My "criminal mindset"

December 28, 2010

A friend at
church asked me to help with her son's project for a college psychology class.
He was studying the criminal mindset of women inmates and needed a control
group to compare them with. So his mom handed out the survey to adult women at
our church.

I answered
the questions as honestly as I could. Yes, I believe there are systemic issues
that keep people in poverty. Yes, I believe people of color are sometimes
treated unfairly by our judicial system.

A few weeks
later my friend mentioned that her son was surprised by the results from our
control group: we scored extremely high on having a criminal mindset. Now, I
don't know much about the methodology. The test is apparently a standard survey
developed and approved by boards to judge "criminal thinking." But I was
offended by the results.

I tried to
answer the questions from a Christian perspective. I care about things like
liberation of the oppressed, fairness for the poor and acceptance of the ethnic
other. I try to be educated about places 
where injustice is present so that I can work for justice, encompassing
righteousness, mercy and reconciliation.

But by
following our church's biblical emphasis on breaking the chains of injustice,
we church ladies were pegged as thinking like criminals. 

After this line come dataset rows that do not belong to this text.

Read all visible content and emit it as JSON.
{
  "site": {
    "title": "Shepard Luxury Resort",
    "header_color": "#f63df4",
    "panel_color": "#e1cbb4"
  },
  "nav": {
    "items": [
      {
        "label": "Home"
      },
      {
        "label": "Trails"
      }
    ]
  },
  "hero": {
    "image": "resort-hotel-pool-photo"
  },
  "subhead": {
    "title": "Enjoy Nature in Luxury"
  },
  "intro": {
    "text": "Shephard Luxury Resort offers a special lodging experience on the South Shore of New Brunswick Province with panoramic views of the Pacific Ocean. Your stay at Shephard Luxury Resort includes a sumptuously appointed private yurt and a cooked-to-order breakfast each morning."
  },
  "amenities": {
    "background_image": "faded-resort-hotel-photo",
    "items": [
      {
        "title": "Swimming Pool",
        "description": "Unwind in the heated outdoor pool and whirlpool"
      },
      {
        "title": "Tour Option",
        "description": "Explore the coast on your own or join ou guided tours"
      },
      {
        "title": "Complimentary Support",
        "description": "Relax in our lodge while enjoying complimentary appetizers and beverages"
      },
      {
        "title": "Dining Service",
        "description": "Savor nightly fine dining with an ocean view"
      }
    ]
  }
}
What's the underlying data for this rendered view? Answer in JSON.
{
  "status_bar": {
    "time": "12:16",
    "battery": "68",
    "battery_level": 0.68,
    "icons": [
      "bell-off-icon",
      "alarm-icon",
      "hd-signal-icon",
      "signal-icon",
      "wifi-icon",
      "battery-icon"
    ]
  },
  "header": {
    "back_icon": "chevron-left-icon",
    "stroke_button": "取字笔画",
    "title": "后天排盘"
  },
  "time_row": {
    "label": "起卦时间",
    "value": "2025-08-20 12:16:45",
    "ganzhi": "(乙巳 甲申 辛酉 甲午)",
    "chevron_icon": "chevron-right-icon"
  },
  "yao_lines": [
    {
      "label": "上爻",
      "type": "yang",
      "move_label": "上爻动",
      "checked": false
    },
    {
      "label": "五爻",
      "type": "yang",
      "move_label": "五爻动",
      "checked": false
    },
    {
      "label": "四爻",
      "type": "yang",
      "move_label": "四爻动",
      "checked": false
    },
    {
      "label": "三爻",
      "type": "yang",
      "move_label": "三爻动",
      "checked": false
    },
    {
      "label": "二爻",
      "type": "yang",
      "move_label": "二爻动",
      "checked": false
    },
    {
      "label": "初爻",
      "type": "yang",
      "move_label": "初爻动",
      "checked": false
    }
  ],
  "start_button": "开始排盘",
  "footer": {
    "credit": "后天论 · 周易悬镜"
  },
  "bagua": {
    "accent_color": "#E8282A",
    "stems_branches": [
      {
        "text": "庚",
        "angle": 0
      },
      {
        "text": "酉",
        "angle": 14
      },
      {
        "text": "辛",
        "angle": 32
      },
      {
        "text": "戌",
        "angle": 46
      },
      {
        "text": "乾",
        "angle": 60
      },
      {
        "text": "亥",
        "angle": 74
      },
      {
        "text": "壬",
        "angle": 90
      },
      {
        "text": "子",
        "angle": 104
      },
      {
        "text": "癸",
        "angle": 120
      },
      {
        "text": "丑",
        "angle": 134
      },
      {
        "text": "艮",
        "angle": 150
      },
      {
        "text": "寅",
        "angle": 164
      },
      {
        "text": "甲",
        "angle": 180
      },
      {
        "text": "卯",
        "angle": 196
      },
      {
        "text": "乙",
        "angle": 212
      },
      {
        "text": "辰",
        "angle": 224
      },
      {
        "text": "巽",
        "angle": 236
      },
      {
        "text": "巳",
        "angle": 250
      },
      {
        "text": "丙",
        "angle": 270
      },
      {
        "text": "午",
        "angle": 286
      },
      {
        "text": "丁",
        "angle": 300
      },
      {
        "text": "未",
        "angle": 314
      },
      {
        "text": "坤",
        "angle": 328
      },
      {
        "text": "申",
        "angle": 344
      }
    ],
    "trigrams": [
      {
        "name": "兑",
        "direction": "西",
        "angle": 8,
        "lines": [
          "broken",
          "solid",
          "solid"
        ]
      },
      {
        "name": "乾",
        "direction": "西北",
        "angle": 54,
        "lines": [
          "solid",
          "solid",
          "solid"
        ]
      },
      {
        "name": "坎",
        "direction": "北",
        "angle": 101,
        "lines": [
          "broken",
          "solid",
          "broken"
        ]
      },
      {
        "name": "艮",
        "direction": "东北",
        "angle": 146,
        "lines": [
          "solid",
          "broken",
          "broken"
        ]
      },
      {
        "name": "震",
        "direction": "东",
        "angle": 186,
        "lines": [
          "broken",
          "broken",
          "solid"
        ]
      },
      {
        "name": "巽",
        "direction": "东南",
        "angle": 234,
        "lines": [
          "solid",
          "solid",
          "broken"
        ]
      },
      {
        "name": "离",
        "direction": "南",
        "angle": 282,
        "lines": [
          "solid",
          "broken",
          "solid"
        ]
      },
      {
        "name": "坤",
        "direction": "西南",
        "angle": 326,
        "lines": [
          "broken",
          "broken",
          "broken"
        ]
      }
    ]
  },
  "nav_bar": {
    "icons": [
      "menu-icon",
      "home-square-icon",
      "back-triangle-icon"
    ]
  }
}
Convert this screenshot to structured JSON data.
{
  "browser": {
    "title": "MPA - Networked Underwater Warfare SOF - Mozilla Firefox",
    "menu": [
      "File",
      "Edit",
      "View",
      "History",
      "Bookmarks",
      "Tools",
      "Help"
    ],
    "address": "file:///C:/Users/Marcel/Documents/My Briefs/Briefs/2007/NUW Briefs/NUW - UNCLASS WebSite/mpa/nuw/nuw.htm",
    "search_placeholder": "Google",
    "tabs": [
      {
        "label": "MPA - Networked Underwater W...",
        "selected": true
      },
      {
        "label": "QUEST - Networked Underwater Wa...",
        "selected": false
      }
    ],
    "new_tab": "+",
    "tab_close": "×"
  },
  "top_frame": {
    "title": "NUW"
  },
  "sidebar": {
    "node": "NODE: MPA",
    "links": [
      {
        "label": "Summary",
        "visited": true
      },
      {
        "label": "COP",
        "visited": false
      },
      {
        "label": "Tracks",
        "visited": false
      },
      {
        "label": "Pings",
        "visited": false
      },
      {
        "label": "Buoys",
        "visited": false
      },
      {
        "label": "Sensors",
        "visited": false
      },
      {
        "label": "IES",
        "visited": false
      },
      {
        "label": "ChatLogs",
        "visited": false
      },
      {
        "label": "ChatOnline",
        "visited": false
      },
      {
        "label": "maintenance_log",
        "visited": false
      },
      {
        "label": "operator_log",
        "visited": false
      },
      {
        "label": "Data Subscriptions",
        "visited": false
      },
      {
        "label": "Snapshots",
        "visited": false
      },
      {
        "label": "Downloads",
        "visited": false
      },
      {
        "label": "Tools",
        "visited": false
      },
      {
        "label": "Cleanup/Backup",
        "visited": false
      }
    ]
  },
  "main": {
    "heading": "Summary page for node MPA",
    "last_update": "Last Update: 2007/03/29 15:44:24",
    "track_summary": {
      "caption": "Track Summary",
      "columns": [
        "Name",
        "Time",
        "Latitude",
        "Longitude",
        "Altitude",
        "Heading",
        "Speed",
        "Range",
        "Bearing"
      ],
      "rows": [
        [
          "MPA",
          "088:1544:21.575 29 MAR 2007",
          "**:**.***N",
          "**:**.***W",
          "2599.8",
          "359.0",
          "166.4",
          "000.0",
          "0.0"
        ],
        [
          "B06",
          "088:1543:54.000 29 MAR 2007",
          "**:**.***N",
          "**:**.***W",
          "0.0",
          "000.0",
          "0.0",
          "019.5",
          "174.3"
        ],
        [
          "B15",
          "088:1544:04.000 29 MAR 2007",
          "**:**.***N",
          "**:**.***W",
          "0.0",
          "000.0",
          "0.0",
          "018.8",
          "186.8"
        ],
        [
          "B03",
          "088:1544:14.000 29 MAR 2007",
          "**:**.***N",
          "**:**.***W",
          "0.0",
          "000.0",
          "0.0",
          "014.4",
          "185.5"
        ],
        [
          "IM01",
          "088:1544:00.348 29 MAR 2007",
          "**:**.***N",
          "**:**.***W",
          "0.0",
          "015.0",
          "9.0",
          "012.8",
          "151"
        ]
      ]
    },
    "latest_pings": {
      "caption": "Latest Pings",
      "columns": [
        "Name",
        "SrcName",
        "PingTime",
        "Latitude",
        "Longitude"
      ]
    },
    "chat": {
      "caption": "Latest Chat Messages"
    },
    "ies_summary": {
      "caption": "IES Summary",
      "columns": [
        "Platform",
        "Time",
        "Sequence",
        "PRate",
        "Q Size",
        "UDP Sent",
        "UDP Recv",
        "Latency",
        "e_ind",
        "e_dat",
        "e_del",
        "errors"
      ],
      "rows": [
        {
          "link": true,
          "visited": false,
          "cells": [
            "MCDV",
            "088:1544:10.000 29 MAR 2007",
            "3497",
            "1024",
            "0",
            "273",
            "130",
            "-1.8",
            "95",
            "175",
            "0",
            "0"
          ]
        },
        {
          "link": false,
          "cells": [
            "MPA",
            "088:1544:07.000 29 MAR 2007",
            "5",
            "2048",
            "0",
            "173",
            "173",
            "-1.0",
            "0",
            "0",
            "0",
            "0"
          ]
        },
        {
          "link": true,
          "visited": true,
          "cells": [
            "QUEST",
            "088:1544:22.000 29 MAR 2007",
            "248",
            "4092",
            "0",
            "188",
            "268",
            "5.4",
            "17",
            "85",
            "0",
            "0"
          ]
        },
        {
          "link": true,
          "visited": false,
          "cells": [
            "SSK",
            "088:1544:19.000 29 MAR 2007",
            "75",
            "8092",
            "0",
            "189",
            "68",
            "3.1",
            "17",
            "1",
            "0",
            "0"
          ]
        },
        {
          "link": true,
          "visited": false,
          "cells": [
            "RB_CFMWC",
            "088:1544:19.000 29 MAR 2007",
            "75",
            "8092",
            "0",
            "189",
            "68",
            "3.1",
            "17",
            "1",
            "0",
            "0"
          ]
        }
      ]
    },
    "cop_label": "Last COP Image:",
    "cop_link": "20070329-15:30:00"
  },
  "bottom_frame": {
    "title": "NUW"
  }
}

unsettling until I remember that Jesus was arrested, tried and executed by a
society that saw his message of economic reversal and love for the poor and the
oppressed as criminal too. Then I realize how countercultural Christianity
really is.


"Criminal" mindset

The survey must have been skewed to evaluate the answers not as sympathetic but rather as endorsement of certain behaviors.

--Pat Pope

"Criminal Thinking"

The 'skewing' mentioned earlier is a significant problem. Much of the 'cognitive-behavioral' therapy of criminal offenders would tag those responses as representing "entitlement issues" and a refusal to take responsibility for one's own actions.
This, for me as both a Christian and a psychotherapist, points to the need for persons of faith to educate themselves and become involved in the issues of criminal justice and offender re-entry so as to represent a view point that holds persons responsible, addresses systemic issues, and believes in redemption and recovery.
-Stephen Price

"Criminal Mindset"

"Criminal mindset?" according to whom? I'd like to see who drew up the test and its methodology. That would be fascinating!

Criminal Mindset

The difference between the Christian women (presumably non-inmate Christian women) and the criminal women (inmates) is in their vantage point or literal (real-life, physical) position relative to the issues in question, and, most importantly, in their literal (real-life, physical) responses. If we Christian women respond only with position statements, the bigger crime may be our benign responses.